It is possible to read parquet files from S3 as shown here or here.
I am working with S3 access points. Having S3 access point ARN is it possible to read parquet files from it?
I am trying with the following sample code:
import s3fs
import pyarrow.parquet as pq
S3_ACCESS_POINT_ARN = "..."
s3_filesystem = s3fs.S3FileSystem()
s3_file_uri = f"{S3_ACCESS_POINT_ARN}/examples/example1.parquet"
example1_df = pq.ParquetDataset(s3_file_uri, s3_filesystem).read_pandas().to_pandas()
Executing it results with:
ParamValidationError: Parameter validation failed:
Invalid bucket name S3_ACCESS_POINT_ARN: Bucket name must match the regex "^[a-zA-Z0-9.\-_]{1,255}$" or be an ARN matching the regex "^arn:(aws).*:s3:[a-z\-0-9]+:[0-9]{12}:accesspoint[/:][a-zA-Z0-9\-]{1,63}$"

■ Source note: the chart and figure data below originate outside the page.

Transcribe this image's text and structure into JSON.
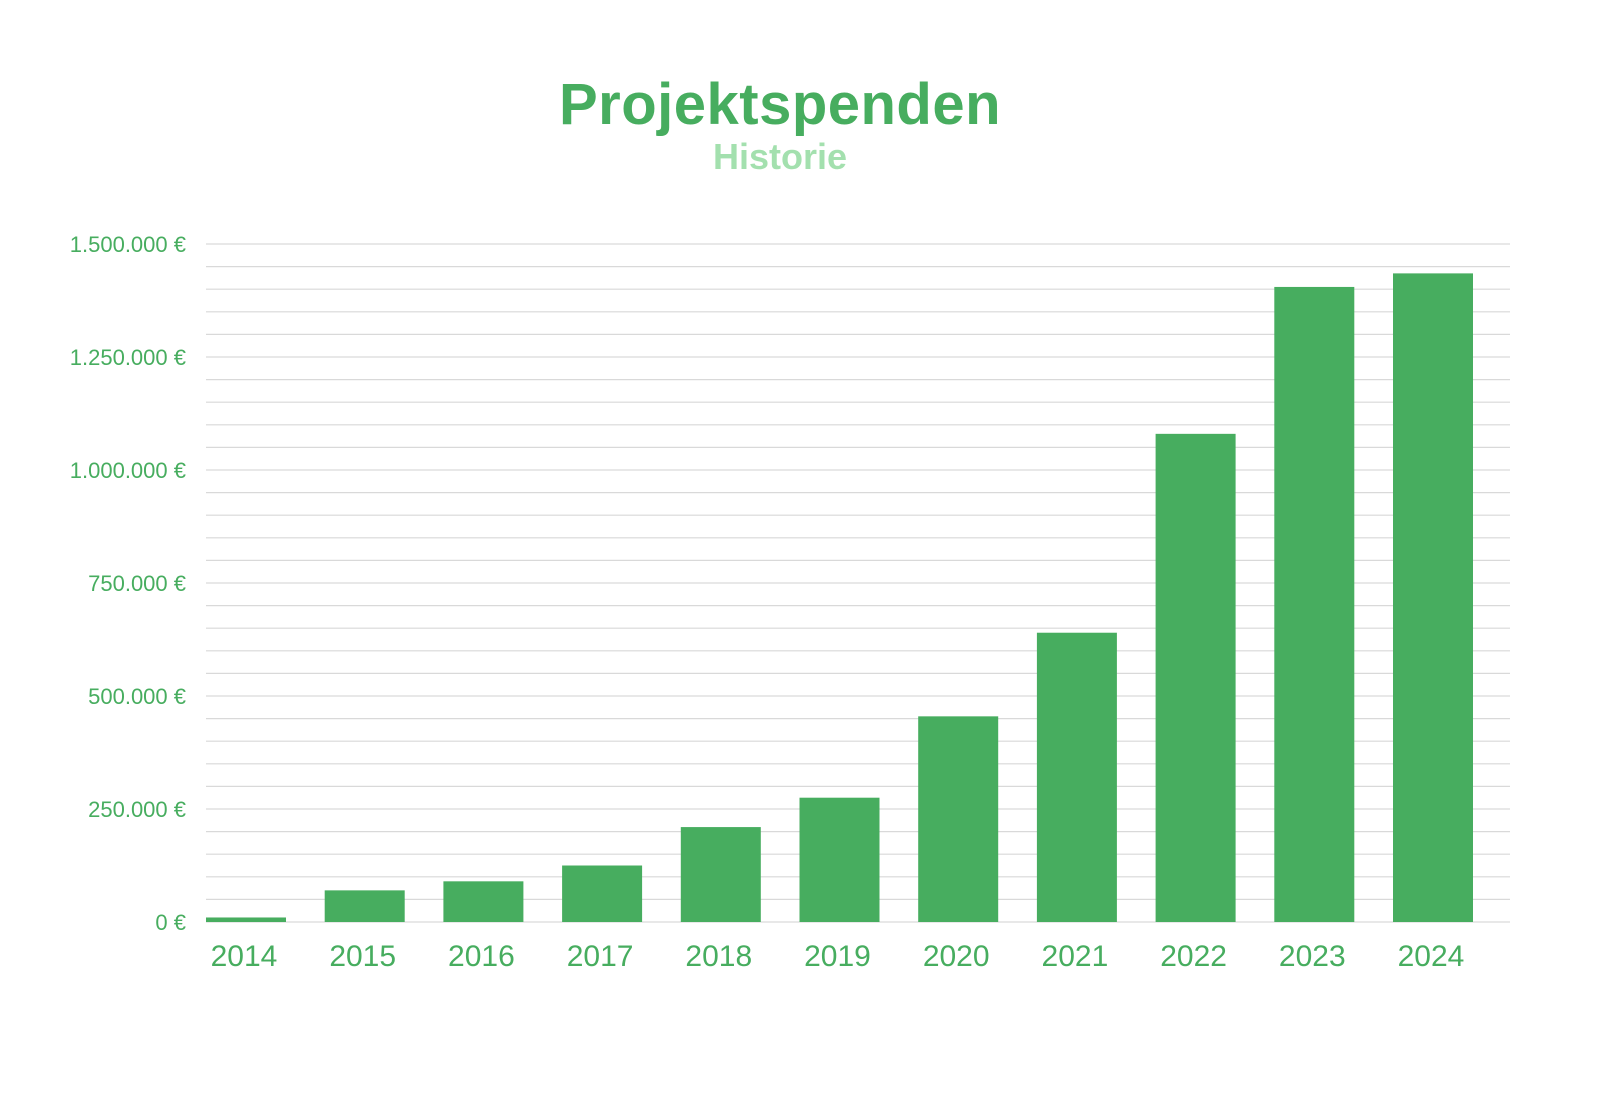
{
  "header": {
    "title": "Projektspenden",
    "subtitle": "Historie"
  },
  "colors": {
    "bar": "#47ad5f",
    "title": "#47ad5f",
    "subtitle": "#a3e0ae",
    "axis_text": "#47ad5f",
    "grid": "#d9d9d9"
  },
  "chart_data": {
    "type": "bar",
    "title": "Projektspenden",
    "subtitle": "Historie",
    "xlabel": "",
    "ylabel": "",
    "categories": [
      "2014",
      "2015",
      "2016",
      "2017",
      "2018",
      "2019",
      "2020",
      "2021",
      "2022",
      "2023",
      "2024"
    ],
    "values": [
      10000,
      70000,
      90000,
      125000,
      210000,
      275000,
      455000,
      640000,
      1080000,
      1405000,
      1435000
    ],
    "ylim": [
      0,
      1500000
    ],
    "yticks": [
      0,
      250000,
      500000,
      750000,
      1000000,
      1250000,
      1500000
    ],
    "ytick_labels": [
      "0 €",
      "250.000 €",
      "500.000 €",
      "750.000 €",
      "1.000.000 €",
      "1.250.000 €",
      "1.500.000 €"
    ],
    "minor_grid_step": 50000,
    "grid": true,
    "legend": "none"
  }
}
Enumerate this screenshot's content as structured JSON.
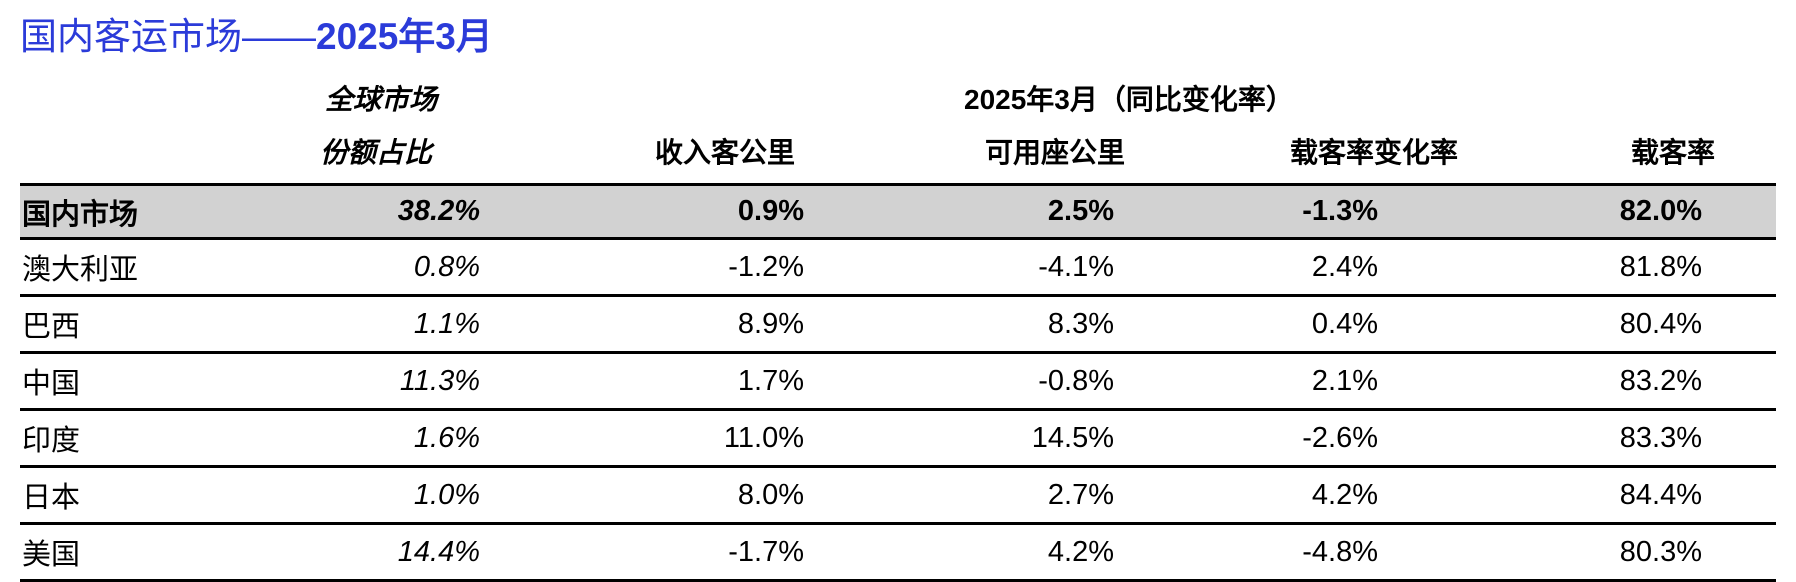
{
  "title": {
    "prefix": "国内客运市场——",
    "date": "2025年3月"
  },
  "header": {
    "share_line1": "全球市场",
    "share_line2": "份额占比",
    "group_label": "2025年3月（同比变化率）",
    "rpk": "收入客公里",
    "ask": "可用座公里",
    "plf_change": "载客率变化率",
    "plf": "载客率"
  },
  "rows": [
    {
      "name": "国内市场",
      "share": "38.2%",
      "rpk": "0.9%",
      "ask": "2.5%",
      "plf_change": "-1.3%",
      "plf": "82.0%"
    },
    {
      "name": "澳大利亚",
      "share": "0.8%",
      "rpk": "-1.2%",
      "ask": "-4.1%",
      "plf_change": "2.4%",
      "plf": "81.8%"
    },
    {
      "name": "巴西",
      "share": "1.1%",
      "rpk": "8.9%",
      "ask": "8.3%",
      "plf_change": "0.4%",
      "plf": "80.4%"
    },
    {
      "name": "中国",
      "share": "11.3%",
      "rpk": "1.7%",
      "ask": "-0.8%",
      "plf_change": "2.1%",
      "plf": "83.2%"
    },
    {
      "name": "印度",
      "share": "1.6%",
      "rpk": "11.0%",
      "ask": "14.5%",
      "plf_change": "-2.6%",
      "plf": "83.3%"
    },
    {
      "name": "日本",
      "share": "1.0%",
      "rpk": "8.0%",
      "ask": "2.7%",
      "plf_change": "4.2%",
      "plf": "84.4%"
    },
    {
      "name": "美国",
      "share": "14.4%",
      "rpk": "-1.7%",
      "ask": "4.2%",
      "plf_change": "-4.8%",
      "plf": "80.3%"
    }
  ],
  "colors": {
    "title": "#2b3bd9",
    "highlight_row": "#d2d2d2"
  }
}
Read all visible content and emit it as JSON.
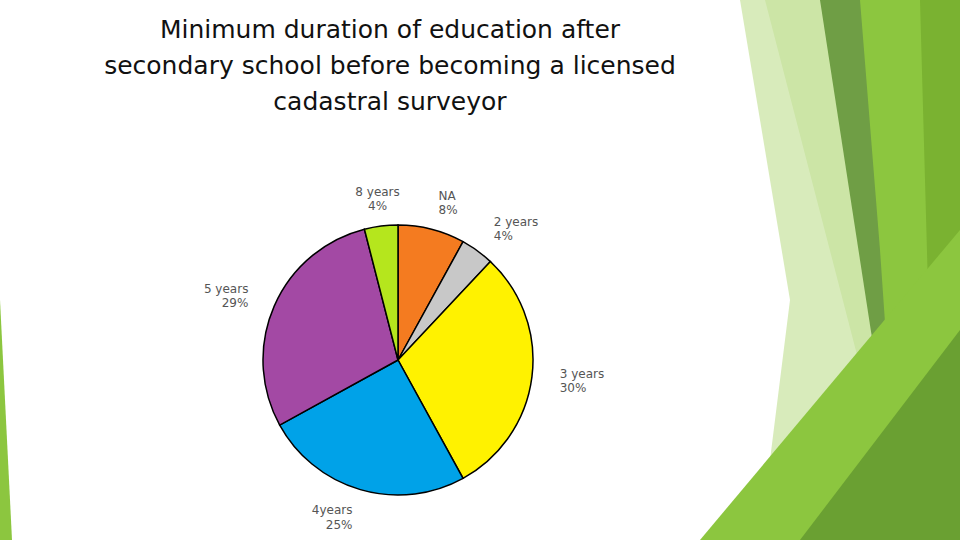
{
  "chart_data": {
    "type": "pie",
    "title": "Minimum duration of education after secondary school before becoming a licensed cadastral surveyor",
    "categories": [
      "NA",
      "2 years",
      "3 years",
      "4years",
      "5 years",
      "8 years"
    ],
    "values": [
      8,
      4,
      30,
      25,
      29,
      4
    ],
    "value_labels": [
      "8%",
      "4%",
      "30%",
      "25%",
      "29%",
      "4%"
    ],
    "colors": [
      "#f47b20",
      "#c8c8c8",
      "#fff200",
      "#00a2e8",
      "#a349a4",
      "#b5e61d"
    ],
    "data_labels": true
  }
}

I have also tried replacing /
with :
in S3_ACCESS_POINT_ARN
which results in:
PermissionError: AccessDenied
Finally I tried using:
pq.read_table(S3_ACCESS_POINT_ARN, s3_filesystem).to_pandas()
which resulted in:
OsError: Passed non-file path: S3_ACCESS_POINT_ARN
It is worth mentioning that there is no access issues with reading files from this access point, with the code below working:
import boto3
S3_ACCESS_POINT_ARN = "..."
s3 = boto3.resource('s3')
bucket = s3.bucket(S3_ACCESS_POINT_ARN)
bucket.download_file(f"{S3_ACCESS_POINT_ARN}/examples/example1.parquet", "/tmp/examples/example1.parquet")
example1_df = pq.read_table("/tmp/examples/example1.parquet").to_pandas()
UPDATE: S3 access point does not allow non top-level list objects operations:
An error occurred (AccessDenied) when calling the ListObjectsV2 operation: Access Denied
But I cannot see any parameter that would allow pyarrow
to treat the parquet file as a single file, which could potentially avoid having this issue.